Right now these individuals search manually through PDFs using Adobe Acrobat Reader or other PDF viewing applications, identifying relevant information which allow them to answer questions in the form. This is highly time consuming.

In addition, most companies do not keep a robust paper trail for this process. If a reviewer attempted to determine how a given answer was arrived at, it would often be impossible to do better than pointing at a specific document, or even just the set of documents. And if this explanation were required due to auditing or legal discovery, it could present a significant risk for the company.

It seems obvious that modern technology can improve this process.

The naive solution pattern

It is common to have a computer identify document excerpts relevant for answering a given question, and then answer that question using those excerpts.

Understanding that computers are imperfect, a human is placed in the loop. That human is given the computer-generated answer, and a list of citations, which they can click on to understand the source of the answer. A warning like "AI generated answers may be incorrect" is typically included.
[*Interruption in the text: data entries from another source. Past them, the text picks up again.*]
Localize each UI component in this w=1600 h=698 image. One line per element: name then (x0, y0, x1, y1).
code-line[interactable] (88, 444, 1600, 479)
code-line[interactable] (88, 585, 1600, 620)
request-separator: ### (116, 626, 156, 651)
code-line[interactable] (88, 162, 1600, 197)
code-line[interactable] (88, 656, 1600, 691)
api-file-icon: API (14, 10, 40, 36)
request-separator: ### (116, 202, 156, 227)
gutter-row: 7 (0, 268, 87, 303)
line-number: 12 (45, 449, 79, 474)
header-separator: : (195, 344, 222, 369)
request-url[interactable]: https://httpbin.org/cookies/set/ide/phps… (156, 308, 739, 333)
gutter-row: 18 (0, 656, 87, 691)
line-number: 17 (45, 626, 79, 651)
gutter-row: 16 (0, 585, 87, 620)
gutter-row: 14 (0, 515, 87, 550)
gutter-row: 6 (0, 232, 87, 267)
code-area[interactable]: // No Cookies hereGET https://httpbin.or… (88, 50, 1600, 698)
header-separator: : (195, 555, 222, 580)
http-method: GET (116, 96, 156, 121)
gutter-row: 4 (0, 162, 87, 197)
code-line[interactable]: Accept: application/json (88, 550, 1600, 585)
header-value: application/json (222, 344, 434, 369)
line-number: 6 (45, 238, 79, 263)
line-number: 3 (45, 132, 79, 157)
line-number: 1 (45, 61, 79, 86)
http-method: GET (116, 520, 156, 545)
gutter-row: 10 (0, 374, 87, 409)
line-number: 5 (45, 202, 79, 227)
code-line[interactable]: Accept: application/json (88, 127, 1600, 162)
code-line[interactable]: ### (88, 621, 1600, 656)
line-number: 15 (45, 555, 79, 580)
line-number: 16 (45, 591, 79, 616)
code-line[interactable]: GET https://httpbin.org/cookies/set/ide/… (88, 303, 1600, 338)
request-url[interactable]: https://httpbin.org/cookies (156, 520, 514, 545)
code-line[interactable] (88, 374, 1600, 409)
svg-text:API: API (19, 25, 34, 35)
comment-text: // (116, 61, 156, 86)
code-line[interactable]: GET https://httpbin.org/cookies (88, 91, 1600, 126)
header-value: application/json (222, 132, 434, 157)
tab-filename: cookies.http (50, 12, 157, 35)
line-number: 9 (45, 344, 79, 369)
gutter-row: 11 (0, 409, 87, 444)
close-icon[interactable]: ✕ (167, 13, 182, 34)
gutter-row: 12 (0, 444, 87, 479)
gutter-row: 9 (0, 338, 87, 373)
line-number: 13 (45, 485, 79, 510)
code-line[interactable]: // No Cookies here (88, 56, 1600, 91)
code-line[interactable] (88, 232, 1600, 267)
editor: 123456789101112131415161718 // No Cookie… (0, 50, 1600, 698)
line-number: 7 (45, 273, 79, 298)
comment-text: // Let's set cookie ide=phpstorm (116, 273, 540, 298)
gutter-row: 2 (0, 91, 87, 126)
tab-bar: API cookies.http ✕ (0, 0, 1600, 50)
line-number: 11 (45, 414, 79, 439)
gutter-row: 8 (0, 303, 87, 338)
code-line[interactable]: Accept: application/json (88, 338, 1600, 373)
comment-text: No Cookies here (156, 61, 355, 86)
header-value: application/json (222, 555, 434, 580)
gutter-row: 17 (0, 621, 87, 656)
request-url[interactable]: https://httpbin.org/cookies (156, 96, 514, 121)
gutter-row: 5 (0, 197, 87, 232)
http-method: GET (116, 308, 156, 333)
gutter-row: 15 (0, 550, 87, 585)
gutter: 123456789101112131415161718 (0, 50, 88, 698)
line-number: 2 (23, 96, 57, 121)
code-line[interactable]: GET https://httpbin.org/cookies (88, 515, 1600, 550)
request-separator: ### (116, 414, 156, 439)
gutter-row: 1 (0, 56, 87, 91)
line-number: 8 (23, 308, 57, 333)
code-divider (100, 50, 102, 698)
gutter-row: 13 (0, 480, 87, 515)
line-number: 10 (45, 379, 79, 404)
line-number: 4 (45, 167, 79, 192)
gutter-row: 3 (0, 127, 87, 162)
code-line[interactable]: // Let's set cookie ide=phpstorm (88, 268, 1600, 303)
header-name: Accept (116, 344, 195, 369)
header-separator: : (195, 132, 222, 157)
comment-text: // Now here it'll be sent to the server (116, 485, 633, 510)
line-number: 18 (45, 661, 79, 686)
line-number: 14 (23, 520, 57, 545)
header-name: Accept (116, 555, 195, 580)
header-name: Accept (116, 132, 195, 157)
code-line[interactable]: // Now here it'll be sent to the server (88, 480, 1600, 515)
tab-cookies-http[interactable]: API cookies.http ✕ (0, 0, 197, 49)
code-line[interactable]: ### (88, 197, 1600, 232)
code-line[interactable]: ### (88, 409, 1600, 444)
This approach is problematic in a number of ways:

  • Despite the warning, users might accept the computer-generated answer at face value, without veryifying the citation links
  • Citation links often show just the excerpted text, presented without the context of the original document. That context may be critical, affecting the interpretation of the excerpt in small or large ways.
  • Since the user has already seen the generated answer, they are heavily biased to find the answer text in the excerpt and be satisfied if they succeed. But the presence of the text in the excerpt doesn't mean it is the correct answer to the question.
  • If the excerpt is not relevent, the user has no recourse. They cannot regenerate the answer without the excerpt.
  • Similarly, if the user sees a more relevant excerpt in the document, they cannot regenerate the answer with it.
  • Typically the citations for a given question are not persisted and if the are there is often no way to know if a user looked at them, or what their assessment was.

The Excitation solution pattern

We propose a different, more responsible pattern that is highly amenable to acceleration via technology: suggest, review, answer.

For a given question:

  • Relevant citations for a given question are suggested (by a human or the computer or a combination thereof)
  • Each citation must be reviewed by a (potentially different) human in the context of the original document. It can be approved outright as relevant in answering the question, revised to include a more precisely relevent excerpt, or rejected as irrelevent. During this stage the human can also look for and add new citations they consider relevent.
  • Either the computer or the human answers the question based solely on approved citations. In the case of the computer, the human must review the answer. At this point they may choose to go back to the citation review process to find more relevent information, or manually enter an answer themselves.

It is straightforward to amend this pattern with additional manual and/or automated review stages. If deemed appropriate, a human could review the automated review of the human review of an automated suggestion.

This pattern actually does not require any computers at all, let alone fancy tech like Gen AI. Just manually observing this process and recording the steps would yield a more robust and less risky outcome. But of course incorporating tech such as Search and/or Gen AI promises to accelerate things dramatically.